DataStage® flows are the design-time assets that contain data integration logic.

You can create an empty DataStage flow and add connectors and stages to it or you can import an existing DataStage flow from an ISX file.

The basic building blocks of a flow are:
  • Data sources that read data
  • Stages that transform the data
  • Data targets that write data
  • Links that connect the sources, stages, and targets

Palette and canvas in IBM DataStage

DataStage flows and their associated objects are organized in projects. To start, open an existing project or create a new project.

Creating a DataStage flow by individually adding connectors and stages

To create a DataStage flow by individually adding connectors and stages, complete the following steps.

  1. Open an existing project or create a project.
  2. Click Add to project + and select DataStage flow or select New DataStage flow + in the DataStage flows section of the page.
  3. Add a name and optional description for the new flow on the New tab of the New DataStage flow page.
  4. Drag connectors or stages from the palette onto the canvas as nodes and arrange them as you like. Connect these nodes on the canvas by clicking the arrow icon on a node and dragging it to the node you want to connect to.

    This action creates a link between the nodes.

    Note: The connections that you add to the flow must be created already in the project that you are working in. For more information, see Adding connections to projects.
  5. Double-click a node to open up its Details card, where you can specify configurations and settings for the node.
  6. Click Run when you are done setting up the flow.
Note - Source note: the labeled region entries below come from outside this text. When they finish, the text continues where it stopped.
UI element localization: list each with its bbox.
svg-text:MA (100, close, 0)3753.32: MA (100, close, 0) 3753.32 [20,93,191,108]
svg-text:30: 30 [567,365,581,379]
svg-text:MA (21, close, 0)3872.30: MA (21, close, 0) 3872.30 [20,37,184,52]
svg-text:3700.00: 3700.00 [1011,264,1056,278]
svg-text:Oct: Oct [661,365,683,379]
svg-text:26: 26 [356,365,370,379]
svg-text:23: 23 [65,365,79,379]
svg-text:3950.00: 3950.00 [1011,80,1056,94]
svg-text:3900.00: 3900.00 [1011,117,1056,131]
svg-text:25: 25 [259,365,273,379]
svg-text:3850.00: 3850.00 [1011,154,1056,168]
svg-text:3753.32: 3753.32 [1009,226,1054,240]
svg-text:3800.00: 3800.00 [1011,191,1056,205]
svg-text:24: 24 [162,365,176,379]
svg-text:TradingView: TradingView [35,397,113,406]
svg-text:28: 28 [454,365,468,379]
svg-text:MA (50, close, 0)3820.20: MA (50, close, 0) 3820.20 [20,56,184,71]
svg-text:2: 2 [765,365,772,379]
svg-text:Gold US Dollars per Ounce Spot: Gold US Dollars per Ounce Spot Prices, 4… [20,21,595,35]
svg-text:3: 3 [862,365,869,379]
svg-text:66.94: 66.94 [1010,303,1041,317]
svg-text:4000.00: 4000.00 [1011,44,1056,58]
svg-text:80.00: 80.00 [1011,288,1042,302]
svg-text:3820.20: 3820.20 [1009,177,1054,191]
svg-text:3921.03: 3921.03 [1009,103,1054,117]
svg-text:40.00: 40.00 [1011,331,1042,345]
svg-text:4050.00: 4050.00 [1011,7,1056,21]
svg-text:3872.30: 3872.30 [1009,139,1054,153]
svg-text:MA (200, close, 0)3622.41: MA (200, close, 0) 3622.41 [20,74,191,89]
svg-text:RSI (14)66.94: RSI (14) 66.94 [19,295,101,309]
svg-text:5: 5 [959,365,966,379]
    The flow is automatically saved, compiled, and run. You can view logs for both the compilation and job run.

After the flow is compiled into a job, you can re-run the job, set a schedule, monitor the job, and update the environment that you want to run it in. For more information about running jobs, see Creating, scheduling, and running jobs. For more information about updating the DataStage environment where you want your jobs to run, see Creating instance and environments in DataStage.

Editing a DataStage flow

You can use the following actions to edit a DataStage flow.
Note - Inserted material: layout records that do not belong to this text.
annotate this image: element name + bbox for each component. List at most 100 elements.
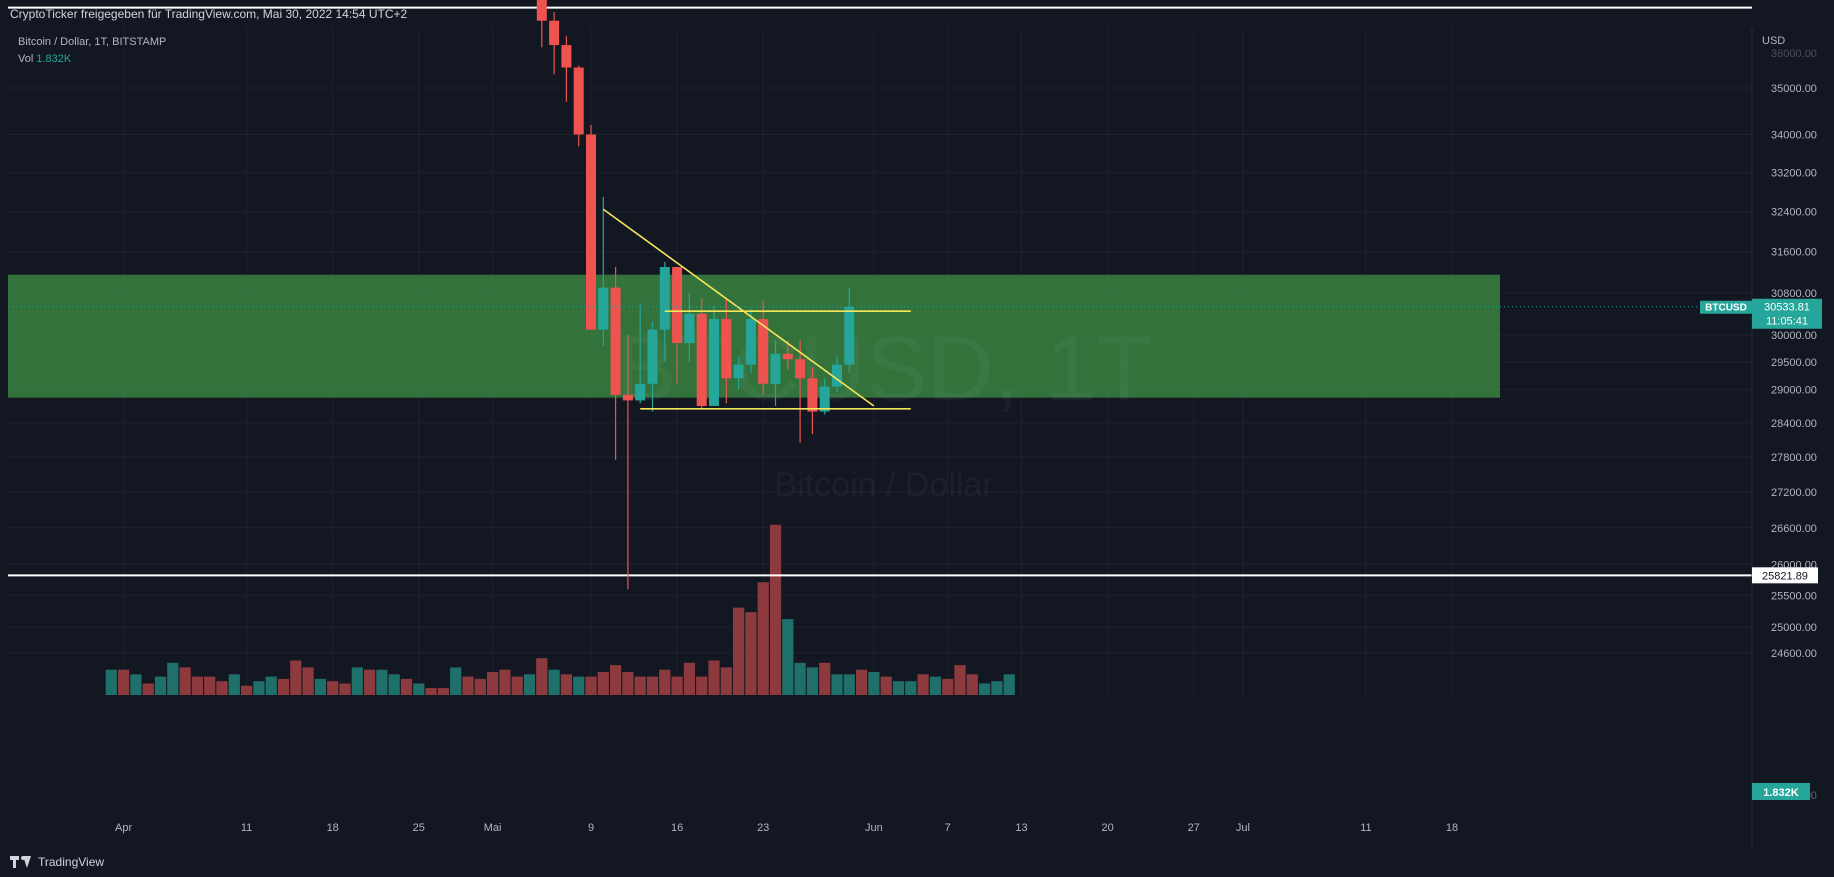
volume-series	[105, 524, 1015, 695]
volume-bar-53	[757, 582, 769, 695]
candle-body-4	[586, 134, 596, 330]
tradingview-logo-icon	[10, 856, 32, 868]
volume-bar-46	[671, 676, 683, 695]
candle-body-23	[819, 386, 830, 412]
time-tick-5: 9	[588, 822, 594, 834]
candle-body-8	[635, 383, 646, 401]
volume-bar-73	[1003, 674, 1015, 695]
time-tick-14: 11	[1360, 822, 1371, 834]
price-axis[interactable]: USD 36000.00 24200.00 24600.0025000.0025…	[1700, 28, 1834, 846]
candle-body-7	[622, 394, 633, 401]
candle-13	[696, 298, 707, 409]
symbol-price-tag	[1700, 300, 1752, 314]
volume-bar-55	[782, 619, 794, 695]
volume-bar-10	[228, 674, 240, 695]
volume-bar-49	[708, 660, 720, 695]
candle-body-25	[844, 306, 855, 365]
candle-7	[622, 335, 633, 590]
volume-bar-20	[351, 667, 363, 695]
volume-bar-34	[523, 674, 536, 695]
volume-bar-67	[929, 676, 941, 695]
candle-21	[795, 340, 806, 443]
level-price-tag-text: 25821.89	[1762, 570, 1808, 582]
volume-bar-62	[868, 672, 880, 695]
volume-bar-31	[487, 672, 499, 695]
volume-bar-19	[339, 683, 351, 695]
volume-tag-text: 1.832K	[1763, 787, 1799, 799]
volume-bar-61	[856, 669, 868, 695]
time-tick-12: 27	[1188, 822, 1200, 834]
volume-bar-12	[253, 681, 265, 695]
trendline-0[interactable]	[602, 208, 875, 407]
volume-bar-35	[536, 658, 548, 695]
volume-bar-22	[376, 669, 388, 695]
volume-bar-7	[191, 676, 203, 695]
last-price-tag-countdown: 11:05:41	[1766, 316, 1808, 328]
candle-16	[733, 356, 744, 390]
time-tick-7: 23	[757, 822, 769, 834]
candle-15	[721, 298, 732, 404]
tradingview-brand[interactable]: TradingView	[10, 855, 104, 869]
time-tick-4: Mai	[484, 822, 502, 834]
volume-bar-21	[364, 669, 376, 695]
time-tick-2: 18	[327, 822, 339, 834]
volume-bar-6	[179, 667, 191, 695]
price-tick-9: 29500.00	[1771, 357, 1817, 369]
volume-bar-54	[769, 524, 782, 695]
volume-bar-44	[646, 676, 659, 695]
volume-bar-63	[880, 676, 892, 695]
candle-17	[745, 308, 756, 373]
volume-bar-15	[290, 660, 302, 695]
candle-body-24	[832, 364, 842, 387]
price-tick-4: 26600.00	[1771, 523, 1817, 535]
volume-bar-38	[573, 676, 585, 695]
legend-vol-value: 1.832K	[36, 53, 72, 65]
volume-bar-57	[806, 667, 818, 695]
candle-body-10	[659, 267, 670, 330]
candle-body-0	[536, 0, 547, 21]
candle-6	[610, 267, 621, 460]
volume-bar-68	[942, 678, 954, 695]
candle-body-1	[549, 20, 560, 46]
candle-body-19	[770, 353, 781, 384]
price-tick-1: 25000.00	[1771, 622, 1817, 634]
volume-bar-66	[917, 674, 929, 695]
legend-vol-label: Vol	[18, 53, 34, 65]
volume-bar-25	[413, 683, 425, 695]
candle-5	[598, 196, 609, 346]
tradingview-brand-label: TradingView	[38, 855, 105, 869]
candle-body-21	[795, 359, 806, 379]
volume-bar-65	[905, 681, 917, 695]
chart-legend: Bitcoin / Dollar, 1T, BITSTAMP Vol 1.832…	[18, 34, 166, 68]
time-axis[interactable]: Apr 11 18 25 Mai 9 16 23 Jun 7 13 20 27 Jul 11 18	[115, 822, 1458, 834]
volume-bar-36	[548, 669, 560, 695]
volume-bar-9	[216, 681, 228, 695]
time-tick-10: 13	[1015, 822, 1027, 834]
candle-4	[586, 125, 596, 330]
footer-bar: TradingView	[0, 847, 1834, 877]
volume-tag	[1752, 783, 1810, 800]
candle-18	[758, 300, 769, 395]
volume-bar-47	[683, 662, 695, 695]
price-tick-13: 32400.00	[1771, 207, 1817, 219]
candle-body-2	[561, 45, 572, 68]
candle-24	[832, 356, 842, 393]
candle-series	[536, 0, 855, 590]
volume-bar-18	[327, 681, 339, 695]
volume-bar-37	[560, 674, 572, 695]
volume-bar-51	[733, 607, 745, 695]
candle-body-22	[807, 378, 818, 412]
candle-body-17	[745, 319, 756, 365]
volume-bar-48	[696, 676, 708, 695]
volume-bar-71	[979, 683, 991, 695]
candle-body-14	[709, 319, 719, 406]
time-tick-8: Jun	[865, 822, 883, 834]
volume-bar-23	[388, 674, 400, 695]
volume-bar-14	[277, 678, 290, 695]
candle-8	[635, 303, 646, 404]
volume-bar-70	[966, 674, 978, 695]
time-tick-3: 25	[413, 822, 425, 834]
time-tick-11: 20	[1101, 822, 1113, 834]
volume-bar-50	[720, 667, 732, 695]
  • Drag a stage or connector and drop it on a link between two nodes that are already on the canvas. Links are automatically added for the new node and columns are automatically propagated. Click Run again to see the results.
  • Manually detach and reattach links from nodes on the canvas by hovering your pointer over them and clicking the end points of the links.
  • Drag a stage or connector from the palette and drop it onto a link that is already on the canvas. The stage or connector is automatically linked to the node on either side of it and the columns in the DataStage flow automatically propagated.

Writing and reading persistent data

Use persistent storage mounted at /px-storage whenever writing data from a stage to ensure all parallel processes running on the conductor or compute pods can access the data. Paths that are local to individual pods such as /tmp are not recommended.

Creating a new DataStage Component

You can collect a set of stages and connectors to reuse in DataStage flows by creating a new DataStage component. Use subflow components to collect a set of stages and connectors to reuse in DataStage flows and jobs.

  1. Open an existing project or create a project.
  2. Click Add to the project + and select DataStage component from the available asset types.
  3. Select Subflow as the DataStage component type.

You can manage all your DataStage components from the Assets tab.